Pandart, good soul, was a mild man, a man of milk, who feared the Bishop and Ogier his knight. Slow of wit, he took life calmly, and was amazed at nothing so long as he had food. He stopped short when he saw Tristan standing by the White Heretic of the Seven Streams, and blinked his eyes under their penthouses of fat.
The salutation that was accorded him hardly tallied with the good man’s temper. Waddling over the grass like a fat and amiable dog, he was taken of a sudden by the throat and hurled flat upon his back.

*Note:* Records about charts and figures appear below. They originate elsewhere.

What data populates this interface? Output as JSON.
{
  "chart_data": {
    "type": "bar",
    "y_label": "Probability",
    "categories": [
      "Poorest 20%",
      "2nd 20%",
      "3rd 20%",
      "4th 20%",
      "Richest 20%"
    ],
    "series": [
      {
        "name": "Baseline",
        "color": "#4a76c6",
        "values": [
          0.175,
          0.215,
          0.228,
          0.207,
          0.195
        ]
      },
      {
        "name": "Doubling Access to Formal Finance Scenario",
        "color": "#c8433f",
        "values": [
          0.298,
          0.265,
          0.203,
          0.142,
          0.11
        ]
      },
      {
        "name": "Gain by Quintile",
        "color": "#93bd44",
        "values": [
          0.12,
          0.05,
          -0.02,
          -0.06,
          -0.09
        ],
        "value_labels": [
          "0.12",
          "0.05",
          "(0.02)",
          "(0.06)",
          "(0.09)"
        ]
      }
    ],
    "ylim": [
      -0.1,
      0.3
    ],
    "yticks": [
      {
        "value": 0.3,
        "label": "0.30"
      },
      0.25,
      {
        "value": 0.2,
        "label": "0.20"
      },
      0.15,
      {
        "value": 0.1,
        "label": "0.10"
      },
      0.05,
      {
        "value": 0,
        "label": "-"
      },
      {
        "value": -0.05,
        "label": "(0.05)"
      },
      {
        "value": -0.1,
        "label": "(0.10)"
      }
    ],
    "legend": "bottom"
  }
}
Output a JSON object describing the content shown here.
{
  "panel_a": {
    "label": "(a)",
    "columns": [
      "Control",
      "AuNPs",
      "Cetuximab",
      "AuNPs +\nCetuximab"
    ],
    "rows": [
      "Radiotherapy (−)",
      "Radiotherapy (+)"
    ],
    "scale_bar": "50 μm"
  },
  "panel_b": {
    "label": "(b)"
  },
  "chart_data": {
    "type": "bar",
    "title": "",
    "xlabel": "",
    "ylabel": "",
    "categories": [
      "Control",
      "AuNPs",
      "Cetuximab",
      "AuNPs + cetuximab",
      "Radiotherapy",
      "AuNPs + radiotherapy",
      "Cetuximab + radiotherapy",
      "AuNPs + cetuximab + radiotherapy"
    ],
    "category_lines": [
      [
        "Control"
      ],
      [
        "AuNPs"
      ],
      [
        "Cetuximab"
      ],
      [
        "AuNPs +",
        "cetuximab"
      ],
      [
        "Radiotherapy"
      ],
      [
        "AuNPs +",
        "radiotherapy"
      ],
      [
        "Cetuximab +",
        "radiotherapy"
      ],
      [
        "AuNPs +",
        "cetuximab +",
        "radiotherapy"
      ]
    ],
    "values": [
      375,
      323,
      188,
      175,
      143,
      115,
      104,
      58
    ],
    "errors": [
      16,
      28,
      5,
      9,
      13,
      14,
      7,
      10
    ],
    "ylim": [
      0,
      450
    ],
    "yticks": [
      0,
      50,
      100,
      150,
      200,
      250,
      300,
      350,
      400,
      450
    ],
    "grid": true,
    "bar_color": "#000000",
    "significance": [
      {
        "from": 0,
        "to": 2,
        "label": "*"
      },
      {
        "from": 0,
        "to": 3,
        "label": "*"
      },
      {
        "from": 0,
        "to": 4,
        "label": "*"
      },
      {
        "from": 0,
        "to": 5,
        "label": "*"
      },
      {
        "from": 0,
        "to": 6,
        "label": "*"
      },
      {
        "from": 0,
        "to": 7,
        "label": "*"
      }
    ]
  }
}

A whirlwind seemed to fill the place. Above him lowered a pale, set face, while a sword’s point rested over his heart.
Pandart, shrewdly scared and beaten for breath, lay and blinked at the man who held the sword. His shoulder had been disjointed in the fall, his arm lying twisted under his body; yet, despite the pain of it, he dared not stir, seeing that the bare steel weighed on his ribs. The silver circlet was thrust into his face. Pandart’s eyes seemed bewitched by the thing, while Tristan watched him as a dog watches a dog.
Slowly he forced the truth from the man concerning Columbe, whom he had sought from over the sea. Under the point of Tristan’s sword, Pandart told what had passed in the hermitage, Columbe’s coming and her shaming there, and, last, how she had died by Ogier’s hand, to make way for Rosamunde of the Seven Streams. It was a grim tale for a brother’s ears, but Tristan heard it to the end.

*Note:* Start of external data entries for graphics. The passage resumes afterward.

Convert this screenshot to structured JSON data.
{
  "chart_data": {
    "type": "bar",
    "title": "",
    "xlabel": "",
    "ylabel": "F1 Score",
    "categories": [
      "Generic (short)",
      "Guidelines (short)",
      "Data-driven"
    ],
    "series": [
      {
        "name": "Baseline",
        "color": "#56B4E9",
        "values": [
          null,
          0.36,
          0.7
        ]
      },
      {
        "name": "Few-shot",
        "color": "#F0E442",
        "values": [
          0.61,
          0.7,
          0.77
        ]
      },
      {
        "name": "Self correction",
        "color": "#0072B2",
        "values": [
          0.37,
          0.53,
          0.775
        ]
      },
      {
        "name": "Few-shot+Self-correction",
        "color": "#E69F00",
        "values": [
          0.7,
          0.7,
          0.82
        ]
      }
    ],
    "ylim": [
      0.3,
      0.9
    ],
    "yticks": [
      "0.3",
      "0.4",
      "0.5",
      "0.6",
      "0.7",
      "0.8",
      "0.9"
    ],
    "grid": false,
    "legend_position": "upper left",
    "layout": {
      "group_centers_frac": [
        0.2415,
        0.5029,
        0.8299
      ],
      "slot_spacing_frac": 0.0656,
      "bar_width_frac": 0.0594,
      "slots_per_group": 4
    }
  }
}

Then it was that Rosamunde, who watched him, saw his face become as the face of a devil. He reared up his sword over Pandart’s carcass, heeding not his whimpering nor his outstretched hand. Rosamunde, waking as from a dream, sprang forward and seized on Tristan’s arm.
“Slay him not,” she said. “Shall the man suffer for the master’s sin?”
Tristan flashed round on her.
“Betwixt them they have slain my sister,” he cried. “Am I a woman to snivel and forgive?”